Deputy Prime Minister Winston Peters has dismissed concerns from the agricultural sector that the Government has double standards when it comes to allowing skilled workers into New Zealand.
The Country's Jamie Mackay queried the Government's reasons for letting America's Cup crews and film production teams in, and not highly skilled drivers of agricultural machinery.
"That's not true," said Peters, who pointed out that essential workers had been allowed in to New Zealand to build artificial race tracks "because we don't have the skills".
"They came in under proper quarantine and are going about their job."
"To say that there's something going on that maliciously is against the farming community, is again, not true."
One solution to the machinery driver shortage was to utilise retirees, said Peters.
"There's a stack of people out there in retirement all over this country who can drive tractors, who know how to do harvesting, who know how to do a lot of things."
"I'm saying why don't you go and get them to skill up your own New Zealanders and train your own New Zealand people."
This country had a proudly productive agricultural background where a Kiwi farming family "could beat the best in the UK of a land owner and five adult workers" said Peters.
Driving machinery was part of this rich history, so there was no need to get overseas workers in, according to the Deputy Prime Minister.
"I was driving a tractor and I was 10 years of age – all of us were – so what's going on?"
Peters rejected Mackay's suggestion that the tractor he drove as a 10-year-old would be vastly different to the machinery used today.
"No, with respect, they're only bigger."
In fact, it took more skill to manoeuvre an older machine, according to Peters.
"The brakes back then were shaky, the gear box was stiff and jerky. These are far better machines to drive today than when I was young."
Meanwhile, Peters said it was difficult to give any updates on the latest Covid-19 situation at the time the interview was recording this morning.

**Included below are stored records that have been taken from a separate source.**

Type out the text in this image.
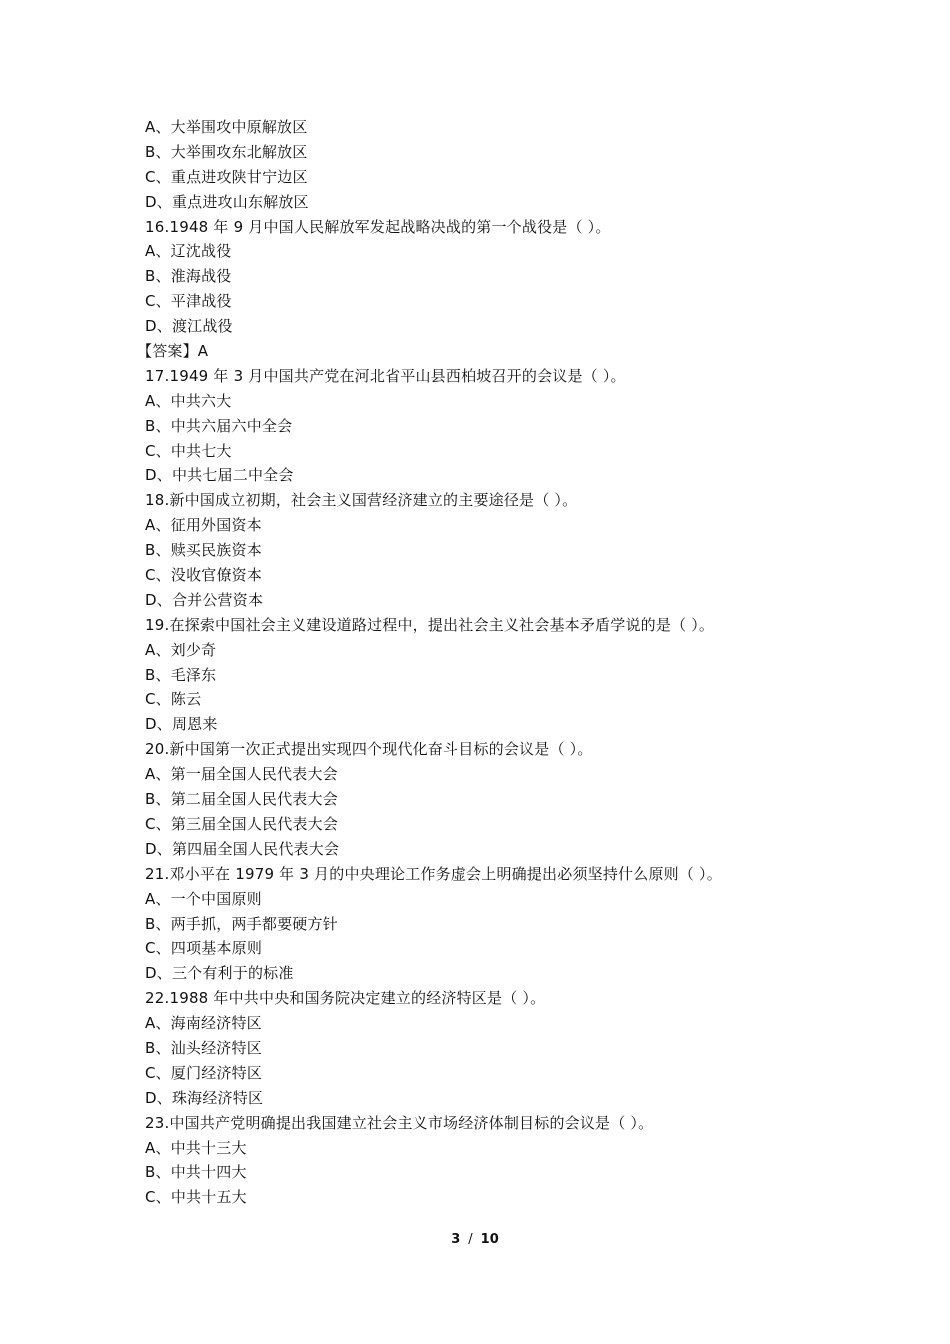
A、大举围攻中原解放区
B、大举围攻东北解放区
C、重点进攻陕甘宁边区
D、重点进攻山东解放区
16.1948 年 9 月中国人民解放军发起战略决战的第一个战役是（ ）。
A、辽沈战役
B、淮海战役
C、平津战役
D、渡江战役
【答案】A
17.1949 年 3 月中国共产党在河北省平山县西柏坡召开的会议是（ ）。
A、中共六大
B、中共六届六中全会
C、中共七大
D、中共七届二中全会
18.新中国成立初期，社会主义国营经济建立的主要途径是（ ）。
A、征用外国资本
B、赎买民族资本
C、没收官僚资本
D、合并公营资本
19.在探索中国社会主义建设道路过程中，提出社会主义社会基本矛盾学说的是（ ）。
A、刘少奇
B、毛泽东
C、陈云
D、周恩来
20.新中国第一次正式提出实现四个现代化奋斗目标的会议是（ ）。
A、第一届全国人民代表大会
B、第二届全国人民代表大会
C、第三届全国人民代表大会
D、第四届全国人民代表大会
21.邓小平在 1979 年 3 月的中央理论工作务虚会上明确提出必须坚持什么原则（ ）。
A、一个中国原则
B、两手抓，两手都要硬方针
C、四项基本原则
D、三个有利于的标准
22.1988 年中共中央和国务院决定建立的经济特区是（ ）。
A、海南经济特区
B、汕头经济特区
C、厦门经济特区
D、珠海经济特区
23.中国共产党明确提出我国建立社会主义市场经济体制目标的会议是（ ）。
A、中共十三大
B、中共十四大
C、中共十五大
3 / 10
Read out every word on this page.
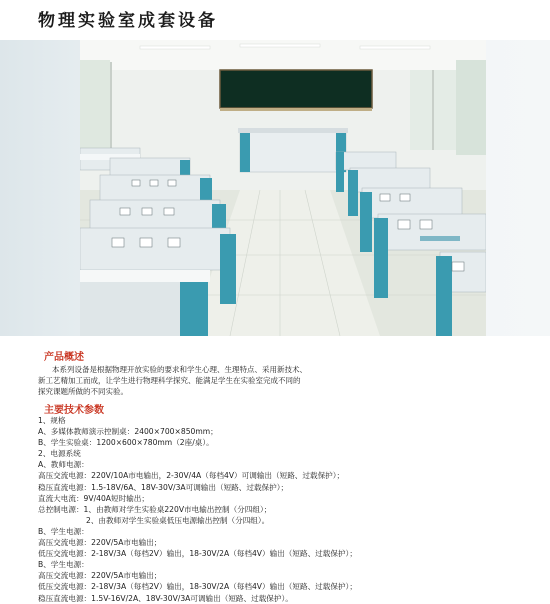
物理实验室成套设备
产品概述

本系列设备是根据物理开放实验的要求和学生心理、生理特点、采用新技术、
新工艺精加工而成，让学生进行物理科学探究、能满足学生在实验室完成不同的
探究课题所做的不同实验。

主要技术参数
1、规格
A、多媒体教师演示控制桌：2400×700×850mm；
B、学生实验桌：1200×600×780mm（2座/桌）。
2、电源系统
A、教师电源：
高压交流电源：220V/10A市电输出，2-30V/4A（每档4V）可调输出（短路、过载保护）；
稳压直流电源：1.5-18V/6A、18V-30V/3A可调输出（短路、过载保护）；
直流大电流：9V/40A短时输出；
总控制电源：1、由教师对学生实验桌220V市电输出控制（分四组）；
2、由教师对学生实验桌低压电源输出控制（分四组）。
B、学生电源：
高压交流电源：220V/5A市电输出；
低压交流电源：2-18V/3A（每档2V）输出，18-30V/2A（每档4V）输出（短路、过载保护）；
B、学生电源：
高压交流电源：220V/5A市电输出；
低压交流电源：2-18V/3A（每档2V）输出，18-30V/2A（每档4V）输出（短路、过载保护）；
稳压直流电源：1.5V-16V/2A、18V-30V/3A可调输出（短路、过载保护）。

"Things are premature at this point in time. We don't know what we're dealing with, but we'll work our way through it."
One thing Peters was sure about was his chances in this year's election, no matter what Covid-19 threw his way.
The Deputy Prime Minister bristled at Mackay's suggestion that a delayed election due to Covid-19 could help New Zealand First drum up more than 2 per cent of the vote.
Peters chastised The Country host for falling for pollsters, or the "same old snake oil tradesmen", who had "made fools of themselves" by failing to predict the results of the US election and Brexit.
"Why don't you guys wake up and understand this? If I've done this after 27 years and every time defied gravity. Why are you guys, like some sort of mindless parrots, repeating the same narrative?"
"How many times do I have to prove you wrong?"